En poste depuis mai 2015, Harald Krüger, 53 ans, a décidé de ne pas briguer un second mandat à la tête de BMW . Selon un communiqué de l'entreprise, le CEO "a informé le conseil de surveillance qu'il ne compte pas renouveler son contrat" qui court jusqu'à fin avril de l'année prochaine. Le conseil de surveillance se réunira le 18 juillet prochain pour "s'occuper de la succession."

Ingénieur de formation, Harald Krüger était depuis quelque temps sous le feu des critiques internes pour avoir tardé à prendre la mesure de la révolution électrique. D'autant plus que le rival Daimler (Mercedes) a repris en 2016 à BMW la tête du marché haut de gamme.

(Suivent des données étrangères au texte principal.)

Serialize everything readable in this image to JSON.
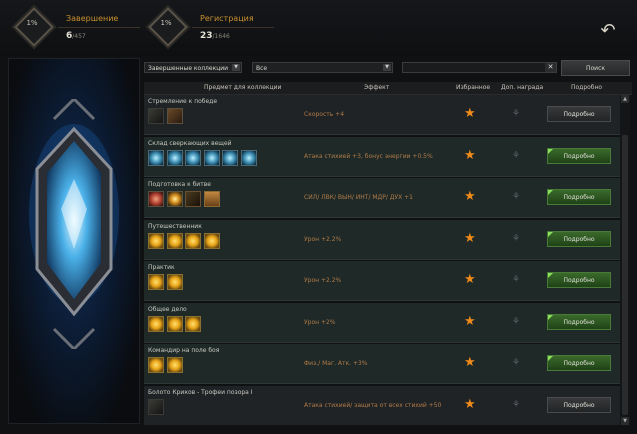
{
  "stats": [
    {
      "pct": "1%",
      "label": "Завершение",
      "count": "6",
      "total": "/457"
    },
    {
      "pct": "1%",
      "label": "Регистрация",
      "count": "23",
      "total": "/1646"
    }
  ],
  "filters": {
    "status": "Завершенные коллекции",
    "category": "Все",
    "search": "",
    "search_btn": "Поиск"
  },
  "headers": {
    "item": "Предмет для коллекции",
    "effect": "Эффект",
    "fav": "Избранное",
    "bonus": "Доп. награда",
    "details": "Подробно"
  },
  "rows": [
    {
      "name": "Стремление к победе",
      "effect": "Скорость +4",
      "btn": "Подробно",
      "btn_state": "normal",
      "icons": [
        "dark",
        "brown"
      ]
    },
    {
      "name": "Склад сверкающих вещей",
      "effect": "Атака стихией +3, бонус энергии +0.5%",
      "btn": "Подробно",
      "btn_state": "green",
      "icons": [
        "blue",
        "blue",
        "blue",
        "blue",
        "blue",
        "blue"
      ]
    },
    {
      "name": "Подготовка к битве",
      "effect": "СИЛ/ ЛВК/ ВЫН/ ИНТ/ МДР/ ДУХ +1",
      "btn": "Подробно",
      "btn_state": "green",
      "icons": [
        "red",
        "sun",
        "book",
        "chest"
      ]
    },
    {
      "name": "Путешественник",
      "effect": "Урон +2.2%",
      "btn": "Подробно",
      "btn_state": "green",
      "icons": [
        "gold",
        "gold",
        "gold",
        "gold"
      ]
    },
    {
      "name": "Практик",
      "effect": "Урон +2.2%",
      "btn": "Подробно",
      "btn_state": "green",
      "icons": [
        "gold",
        "gold"
      ]
    },
    {
      "name": "Общее дело",
      "effect": "Урон +2%",
      "btn": "Подробно",
      "btn_state": "green",
      "icons": [
        "gold",
        "gold",
        "gold"
      ]
    },
    {
      "name": "Командир на поле боя",
      "effect": "Физ./ Маг. Атк. +3%",
      "btn": "Подробно",
      "btn_state": "green",
      "icons": [
        "gold",
        "gold"
      ]
    },
    {
      "name": "Болото Криков - Трофеи позора I",
      "effect": "Атака стихией/ защита от всех стихий +50",
      "btn": "Подробно",
      "btn_state": "normal",
      "icons": [
        "dark"
      ]
    }
  ],
  "colors": {
    "accent": "#c8902e",
    "star": "#f08a1a",
    "green_btn": "#3a6a2a",
    "effect_text": "#b07a48"
  }
}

Le groupe bavarois avait pourtant été parmi les premiers constructeurs à proposer une voiture 100% électrique avec la citadine i3 présentée fin 2013. Mais il avait depuis perdu son avance sur cette motorisation devenue incontournable pour les constructeurs contraints de réduire rapidement les émissions de CO2 des voitures pour respecter des limites imposées par l'UE à partir de 2020.

25 modèles électriques d'ici 2023

Au cours des cinq premiers mois de l'année, BMW a vendu quelque 48.000 voitures électriques, soit 2% de plus que sur la même période en 2018. Mais, ces modèles représentent moins de 5% du bon million d'unités vendues au total par le groupe. Harald Krüger a promis fin juin d'accélérer la mise sur le marché des voitures électriques, annonçant 25 modèles dans cette gamme d'ici 2023, soit deux ans plus tôt qu'annoncé auparavant.

Côté résultats, le patron allemand a dû présenter des résultats annuels décevants, annonçant pour 2019 un "net recul" du bénéfice imposable, sur fond de baisse des marges en raison de la hausse des investissements et des coûts. Une provision de 1,4 milliard d'euros dans le cadre d'une enquête anti-cartel européenne avait divisé par quatre le bénéfice net au premier trimestre.